You’ll have to forgive me for using such an obvious and cheesy pun for the title of my article, but when you’re talking about the new Google Buzz service it’s pretty much required. I wanted to talk briefly about what Google Buzz is and why it has got me excited.
Announced yesterday and being rolled out slowly to users of Gmail, Google Buzz is at first appearances just a Google version of Twitter. This is a smart move on Google’s part since a lot of people are using twitter, and will intuitively know how to use the new service. So what is Buzz, why did Google release it and why is it exciting?
In short, Buzz combines the best of chat, email, wave, twitter, reddit, and facebook wall posts. Buzz is integrated in your Gmail and lets you publish whatever your heart desires for all of your gmail contacts to see.
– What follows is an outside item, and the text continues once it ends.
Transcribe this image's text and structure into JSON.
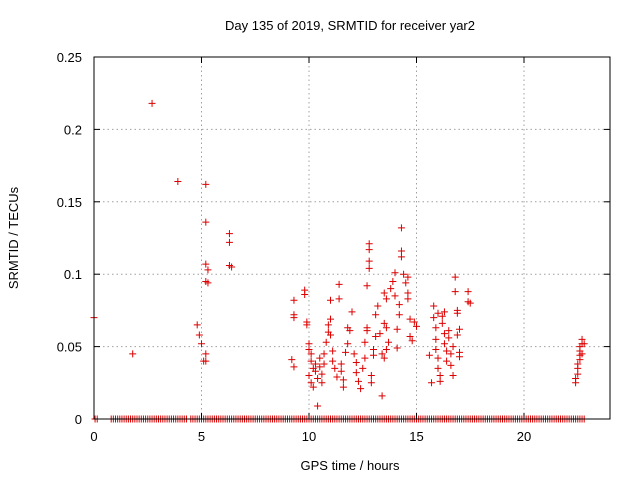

What follows is then a conversation that happens in real-time, but doesn’t require real-time attention from the user to keep it going. Since it’s in my gmail account, I already want to use it instead of twitter. Not only do I automatically have all of my gmail contacts in my Buzz (immediately more than I have on twitter in fact), but it also allows me to post URLs, large blocks of text, and I only need my gmail window open.
So what else can you use it for? Sergey Brin used it internally within Google to quickly get feedback from a large audience for his op-ed article for the New York Times, meaning it has collaboration potential as well. So then how does this compare with Google Wave? TechCrunch said it best: if Wave is the future, then Buzz is the present. Google Wave is still an alpha product, and Buzz is a feature in Gmail which means (shockingly) that it’s a production quality product. That being said, most people can’t quite figure out what to use Google Wave for since it is underdeveloped and too forward thinking. However everyone seems to get how to use Buzz… in the time I’ve written this article I’ve already had a handful of new followers on Buzz.
Another exciting thing about Buzz is that even though you may find it controversial, Google can apply their traditional data mining and intelligence algorithms to your Buzzing. There’s an overwhelming amount of social media out there and from the users perspective you can’t use it if its too “noisey”. Sergey Brin said in a recent interview:
“Extracting signal from noise is one of our core competencies, [...] I think that now peoples’ personal communications are getting to be on a scale comparable to that of web search, so those technologies are becoming far more critical. “
I’m excited about Google Buzz because hopefully Google will know what I want from my social network, and they’ve already alluded to this:
“We’re going to see which articles you like, which ones you comment on, which posts you read, things like that. And I think we’ll be able to try to tailor things to you that you’re likely to be interested in.”
The less work I have to do to mine data from the internet, the more I can do with my time and the richer my life becomes.
It’s also worth noting that Microsoft and Yahoo! have openly put forward very sour grapes comments about Google Buzz, both of the giants stating that they have similar services that have existed for years! Well I hate to break it to you guys, but you should be hiding the fact that you’ve failed at making your services successful. Google Buzz is working: my Google contacts are already all over it.